Why tax corporate income at all? So long as revenue remains in the corporation it’s working, and is not available to the shareholders; it should only be taxed when it reaches the shareholders’ hands in the form of dividends or capital gains (which should be taxed at the ordinary rate, not a concessional rate, but indexed for inflation).

    Mary Chastain in reply to Milhouse. | April 25, 2017 at 11:39 pm

    EXACTLY! I’m all for the elimination of the corporate tax rate and repealing the 16th Amendment. 🙂 But I’ll take what I can get and hopefully chip away some more.

This is needed.
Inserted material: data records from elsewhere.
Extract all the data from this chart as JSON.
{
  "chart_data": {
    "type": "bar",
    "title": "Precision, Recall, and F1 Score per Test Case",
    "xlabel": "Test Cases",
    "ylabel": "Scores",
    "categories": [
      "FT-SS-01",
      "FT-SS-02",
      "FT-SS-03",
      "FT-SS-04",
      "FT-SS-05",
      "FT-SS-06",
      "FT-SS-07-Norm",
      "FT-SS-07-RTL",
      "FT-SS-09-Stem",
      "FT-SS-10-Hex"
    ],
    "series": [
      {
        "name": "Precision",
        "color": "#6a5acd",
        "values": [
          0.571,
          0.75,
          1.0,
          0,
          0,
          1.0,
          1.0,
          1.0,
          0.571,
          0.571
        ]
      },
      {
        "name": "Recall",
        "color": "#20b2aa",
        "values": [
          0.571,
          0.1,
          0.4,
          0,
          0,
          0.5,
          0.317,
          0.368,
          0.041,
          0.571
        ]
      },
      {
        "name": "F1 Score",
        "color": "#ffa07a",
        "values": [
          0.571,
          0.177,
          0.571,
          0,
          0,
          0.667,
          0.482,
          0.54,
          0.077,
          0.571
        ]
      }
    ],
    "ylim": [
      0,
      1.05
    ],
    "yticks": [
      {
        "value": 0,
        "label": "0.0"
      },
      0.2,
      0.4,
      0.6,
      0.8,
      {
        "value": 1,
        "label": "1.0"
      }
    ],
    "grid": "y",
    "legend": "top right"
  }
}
If Corporations overseas are taxed at an average of 12-20%, and the United States wishes to remain competitive, then USA tax rates ought to remain competitive.
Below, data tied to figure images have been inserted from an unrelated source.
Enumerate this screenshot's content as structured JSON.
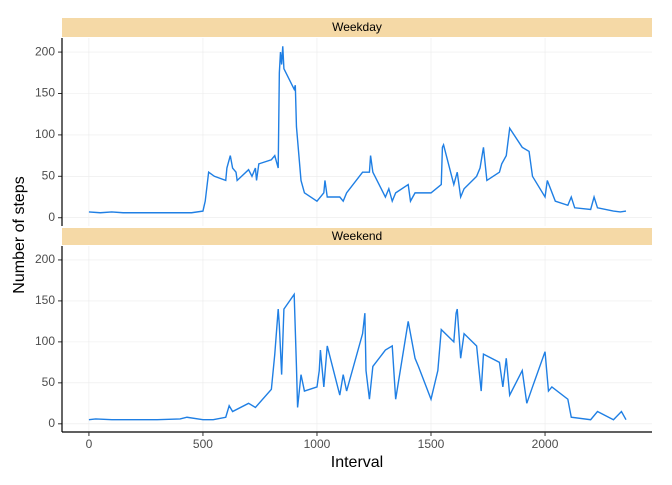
{
  "chart_data": [
    {
      "type": "line",
      "title": "Weekday",
      "ylabel": "Number of steps",
      "color": "#1f7fe4",
      "grid": true,
      "xlim": [
        -118,
        2469
      ],
      "ylim": [
        -10,
        217
      ],
      "yticks": [
        0,
        50,
        100,
        150,
        200
      ],
      "x": [
        0,
        50,
        100,
        150,
        200,
        250,
        300,
        350,
        400,
        450,
        500,
        510,
        525,
        550,
        600,
        605,
        615,
        620,
        630,
        645,
        650,
        700,
        715,
        730,
        735,
        745,
        800,
        815,
        830,
        835,
        840,
        845,
        850,
        855,
        900,
        905,
        910,
        930,
        945,
        1000,
        1030,
        1035,
        1045,
        1100,
        1115,
        1130,
        1200,
        1230,
        1235,
        1245,
        1300,
        1315,
        1330,
        1345,
        1400,
        1410,
        1430,
        1500,
        1545,
        1550,
        1555,
        1600,
        1615,
        1630,
        1645,
        1700,
        1715,
        1730,
        1745,
        1800,
        1810,
        1830,
        1845,
        1900,
        1930,
        1945,
        2000,
        2010,
        2045,
        2100,
        2115,
        2130,
        2200,
        2215,
        2230,
        2300,
        2330,
        2355
      ],
      "values": [
        7,
        6,
        7,
        6,
        6,
        6,
        6,
        6,
        6,
        6,
        8,
        20,
        55,
        50,
        45,
        60,
        70,
        75,
        60,
        55,
        45,
        58,
        50,
        60,
        45,
        65,
        70,
        75,
        60,
        175,
        200,
        185,
        207,
        180,
        155,
        160,
        110,
        45,
        30,
        20,
        30,
        45,
        25,
        25,
        20,
        30,
        55,
        55,
        75,
        55,
        25,
        35,
        20,
        30,
        40,
        20,
        30,
        30,
        40,
        85,
        88,
        40,
        55,
        25,
        35,
        50,
        60,
        85,
        45,
        55,
        65,
        75,
        108,
        85,
        80,
        50,
        25,
        45,
        20,
        15,
        25,
        12,
        10,
        25,
        12,
        8,
        7,
        8
      ]
    },
    {
      "type": "line",
      "title": "Weekend",
      "xlabel": "Interval",
      "color": "#1f7fe4",
      "grid": true,
      "xlim": [
        -118,
        2469
      ],
      "ylim": [
        -10,
        217
      ],
      "xticks": [
        0,
        500,
        1000,
        1500,
        2000
      ],
      "yticks": [
        0,
        50,
        100,
        150,
        200
      ],
      "x": [
        0,
        30,
        100,
        200,
        300,
        400,
        430,
        500,
        545,
        600,
        615,
        630,
        700,
        730,
        800,
        815,
        830,
        835,
        845,
        855,
        900,
        910,
        915,
        930,
        945,
        1000,
        1010,
        1015,
        1030,
        1045,
        1100,
        1115,
        1130,
        1200,
        1210,
        1215,
        1230,
        1245,
        1300,
        1330,
        1345,
        1400,
        1430,
        1445,
        1500,
        1530,
        1545,
        1600,
        1610,
        1615,
        1630,
        1645,
        1700,
        1720,
        1730,
        1800,
        1815,
        1830,
        1845,
        1900,
        1920,
        1945,
        2000,
        2015,
        2030,
        2100,
        2115,
        2200,
        2230,
        2300,
        2335,
        2355
      ],
      "values": [
        5,
        6,
        5,
        5,
        5,
        6,
        8,
        5,
        5,
        8,
        22,
        15,
        25,
        20,
        42,
        85,
        140,
        120,
        60,
        140,
        158,
        70,
        20,
        60,
        40,
        45,
        65,
        90,
        45,
        95,
        35,
        60,
        40,
        110,
        135,
        65,
        30,
        70,
        90,
        95,
        30,
        125,
        80,
        70,
        30,
        65,
        115,
        100,
        135,
        140,
        80,
        110,
        95,
        40,
        85,
        75,
        45,
        80,
        35,
        65,
        25,
        45,
        88,
        40,
        45,
        30,
        8,
        5,
        15,
        5,
        15,
        5
      ]
    }
  ]
}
Paired with the border adjustment tax, I don’t see how anybody can complain.

    Oh, but the leftists will complain.

    Cutting taxes on producers and employers works, but that’s not why they’ll complain.

    They’ll complain because it takes time; we won’t see an immediate, instant positive effect. We WILL see an immediate, short-term budget shortfall before corporations realize we’re serious and adjust accordingly.

    But leftists like them some instant gratification. Raising taxes raises money now, but hurts later. Cutting taxes loses money now, but more than makes up for it later.

    However, leftists are not usually known for looking at “later”, are they?

The corporate income tax should be abolished. See the period?

It has always been a means to simply tax Americans in general more, and by deception. It’s corrupt AND destructive.

That said, and while I’m all for tax cuts, without a concurrent cut in spending the net result will be MORE debt to pass along. That is also corrupt and destructive.

The progressive fascits need the private sector to fail because it is the alternative to their Socialist Utopia. When it fails there will be millions of poor desperate people who are vulnerable to their lies. The 2008 disaster shows how this works. It allowed them to lie their way into power.